Шрифт:
Нельзя ему на пенсию. Таких людей только дело на этом свете и держит. Стоит уйти на отдых, и "сгорит" за пару месяцев.
Что от меня нужно Молчанову? Днём я обрадовался, думая, что моя выходка с фотографией приносит плоды. Только какие?
Неужто меня хотят поставить на замену Митричу? Работа в фотоателье, так себе карьера. Сажай людей на стульчик, и крышку с фотоящика снимай. Рутина.
С другой стороны, законный доступ к школе и детскому садику, самым "хлебным" местам для фотографа. Да и нагрузка не слишком большая судя по тому, что мы сидим тут и расслабляемся в середине рабочего дня. Можно своими делами заниматься. Профессионально расти.
И всё равно, "могильщиком" для Митрича я становиться не хочу, решаю для себя. Если предложат — откажусь. Принимаю внутри это решение, и на душе становится спокойнее.
— А почему вы выпускников не фотографировали? — спрашиваю.
— Старый я стал, Алик, — вздыхает Митрич, —ноги совсем не ходят. И руки дрожат. Какой из меня фотограф, если плёнку в кассету зарядить не могу? Только на ФК и снимаю. За столько лет знаю её лучше, чем жену, хе-хе, на ощупь всё сделать могу.
— Значит, плёнки у вас нет? — перехожу к делу.
— Не держу, — Митрич разводит руками, — ты в Кадышев съезди. Там в "Универмаге" должна быть. Заведующая там, Зинаида, человек понимающий. Не то, что эти жучки. Управы на них нет.

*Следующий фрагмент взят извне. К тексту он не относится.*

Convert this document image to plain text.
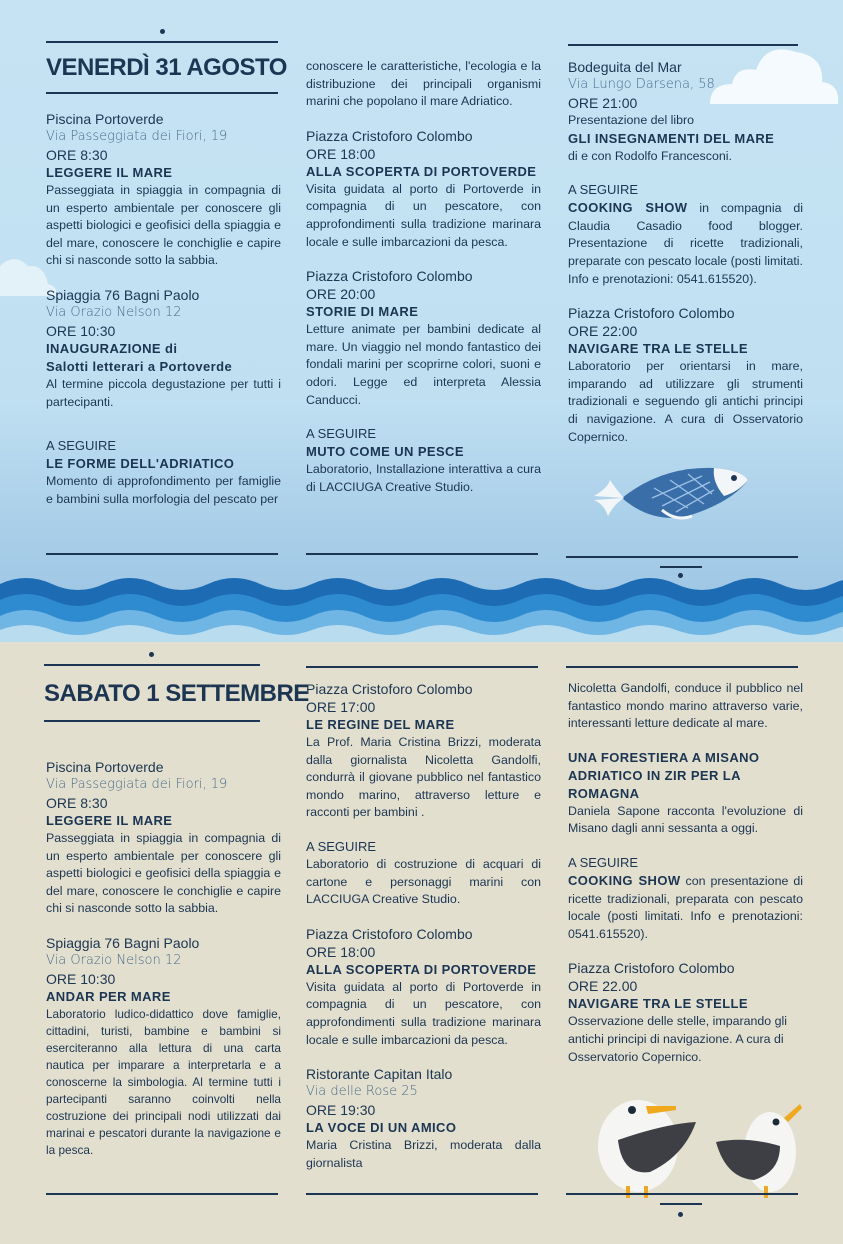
VENERDÌ 31 AGOSTO
SABATO 1 SETTEMBRE

Piscina Portoverde

Via Passeggiata dei Fiori, 19

ORE 8:30

LEGGERE IL MARE

Passeggiata in spiaggia in compagnia di un esperto ambientale per conoscere gli aspetti biologici e geofisici della spiaggia e del mare, conoscere le conchiglie e capire chi si nasconde sotto la sabbia.

Spiaggia 76 Bagni Paolo

Via Orazio Nelson 12

ORE 10:30

INAUGURAZIONE di

Salotti letterari a Portoverde

Al termine piccola degustazione per tutti i partecipanti.

A SEGUIRE

LE FORME DELL'ADRIATICO

Momento di approfondimento per famiglie e bambini sulla morfologia del pescato per

conoscere le caratteristiche, l'ecologia e la distribuzione dei principali organismi marini che popolano il mare Adriatico.

Piazza Cristoforo Colombo

ORE 18:00

ALLA SCOPERTA DI PORTOVERDE

Visita guidata al porto di Portoverde in compagnia di un pescatore, con approfondimenti sulla tradizione marinara locale e sulle imbarcazioni da pesca.

Piazza Cristoforo Colombo

ORE 20:00

STORIE DI MARE

Letture animate per bambini dedicate al mare. Un viaggio nel mondo fantastico dei fondali marini per scoprirne colori, suoni e odori. Legge ed interpreta Alessia Canducci.

A SEGUIRE

MUTO COME UN PESCE

Laboratorio, Installazione interattiva a cura di LACCIUGA Creative Studio.

Bodeguita del Mar

Via Lungo Darsena, 58

ORE 21:00

Presentazione del libro

GLI INSEGNAMENTI DEL MARE

di e con Rodolfo Francesconi.

A SEGUIRE

COOKING SHOW in compagnia di Claudia Casadio food blogger. Presentazione di ricette tradizionali, preparate con pescato locale (posti limitati. Info e prenotazioni: 0541.615520).

Piazza Cristoforo Colombo

ORE 22:00

NAVIGARE TRA LE STELLE

Laboratorio per orientarsi in mare, imparando ad utilizzare gli strumenti tradizionali e seguendo gli antichi principi di navigazione. A cura di Osservatorio Copernico.

Piscina Portoverde

Via Passeggiata dei Fiori, 19

ORE 8:30

LEGGERE IL MARE

Passeggiata in spiaggia in compagnia di un esperto ambientale per conoscere gli aspetti biologici e geofisici della spiaggia e del mare, conoscere le conchiglie e capire chi si nasconde sotto la sabbia.

Spiaggia 76 Bagni Paolo

Via Orazio Nelson 12

ORE 10:30

ANDAR PER MARE

Laboratorio ludico-didattico dove famiglie, cittadini, turisti, bambine e bambini si eserciteranno alla lettura di una carta nautica per imparare a interpretarla e a conoscerne la simbologia. Al termine tutti i partecipanti saranno coinvolti nella costruzione dei principali nodi utilizzati dai marinai e pescatori durante la navigazione e la pesca.

Piazza Cristoforo Colombo

ORE 17:00

LE REGINE DEL MARE

La Prof. Maria Cristina Brizzi, moderata dalla giornalista Nicoletta Gandolfi, condurrà il giovane pubblico nel fantastico mondo marino, attraverso letture e racconti per bambini .

A SEGUIRE

Laboratorio di costruzione di acquari di cartone e personaggi marini con LACCIUGA Creative Studio.

Piazza Cristoforo Colombo

ORE 18:00

ALLA SCOPERTA DI PORTOVERDE

Visita guidata al porto di Portoverde in compagnia di un pescatore, con approfondimenti sulla tradizione marinara locale e sulle imbarcazioni da pesca.

Ristorante Capitan Italo

Via delle Rose 25

ORE 19:30

LA VOCE DI UN AMICO

Maria Cristina Brizzi, moderata dalla giornalista

Nicoletta Gandolfi, conduce il pubblico nel fantastico mondo marino attraverso varie, interessanti letture dedicate al mare.

UNA FORESTIERA A MISANO ADRIATICO IN ZIR PER LA ROMAGNA

Daniela Sapone racconta l'evoluzione di Misano dagli anni sessanta a oggi.

A SEGUIRE

COOKING SHOW con presentazione di ricette tradizionali, preparata con pescato locale (posti limitati. Info e prenotazioni: 0541.615520).

Piazza Cristoforo Colombo

ORE 22.00

NAVIGARE TRA LE STELLE

Osservazione delle stelle, imparando gli antichi principi di navigazione. A cura di Osservatorio Copernico.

—А чем поможете? — спрашиваю, — у меня деньги есть...
Вытаскиваю червонец, который получил от Комарова, но Митрич отмахивается от меня.

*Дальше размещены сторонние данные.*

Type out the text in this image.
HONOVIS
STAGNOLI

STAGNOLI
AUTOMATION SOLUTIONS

— Бумага есть, — говорит, — этого добра сколько надо, столько и дам. Если у меня печатать будешь, то и глянцеватель найдётся. — он показывает на незнакомое мне устройство в виде большого барабана.
— Обязательно приду, Степан Дмитриевич.
Что я дурак, от помощи отказываться? Это в фоторедакторе я царь и бог. А тут практически терра-инкогнита. Всё, что я могу, это следовать инструкциям на упаковках с реактивами. Ну ещё, может, в библиотеке книжка какая-нибудь найдётся. Так, в технологии изготовления фотографии я не понимаю ровным счётом ничего. Детские воспоминания не считаются.
— А можно, я плёнки проявлять тоже приду?
— Приходи, конечно.
— А увеличитель у вас какой?
— Никакого. — Митрич словно сам огорчён этим фактом, — Я же с пластинки печатаю. Контактным способом.
Значит, мне нужна плёнка и увеличитель. Не так много, если совсем недавно у меня не было ровным счётом ничего.
— Как сделаю снимки, так сразу к вам! — обещаю.
— И "шкалик" захвати, — подмигивает фотограф, — без "шкалика" реактивы плохо смешиваются. Проверено!
Эх, блин. Мне ж восемнадцати нет. Как я тебе "шкалик" добуду?!
— Договорились.
— Так, а снимать ты чем собрался? — останавливает меня Митрич.
— "Сменой"…
— Погоди, — Митрич роется в одном из шкафов и возвращается с фотоаппаратом, в плотном кожаном чехле.
У меня перехватывает дыхание. Аппарат сначала кажется непропорциональным. Корпус чересчур низкий и широкий. Грубоватые и основательные металлические детали. Блестящий объектив, который вытягивается в характерную рюмочку.
— ФЭД?!
— Феликс Эдмундович Дзержинский! — гордо произносит Митрич, — "командирский"!
— Можно?!
— Держи.
У меня в руках легенда. Точная копия немецкой "Лейки", которую в Советском Союзе собирали бывшие беспризорники в колонии знаменитого Макаренко. Аппарат опередивший время и выпускавшийся потом десятки лет почти без изменений. Да, он даже выглядит старомодно, словно реквизит к историческому фильму. Но в прямых руках это в десятки раз лучше моей "Смены".
— Ради комсомольского задания доверяю, — голос Митрича чуть подрагивает, — Не осрамись. Всё лучше, чем твоя пластмассовая коробка с дыркой. Чтоб вернул в целости!
— Верну, Степан Дмитриевич! Не сомневайтесь!
Выхожу с рынка, и нос к носу сталкиваюсь с Копчёным и парой его приятелей. Они идут вдоль ряда, на котором бабки торгуют семечками и отсыпают по горстке "на пробу" у каждой. Старый способ разжиться семками на халяву.
— У меня попробуй!.. и у меня… — кричат наивные бабки, — мои крупнее… а мои поджаристей…
Может, им скучно просто. А семечек не жалко, подсолнечные поля начинаются сразу после Заречья. "Всё вокруг колхозное, всё вокруг моё".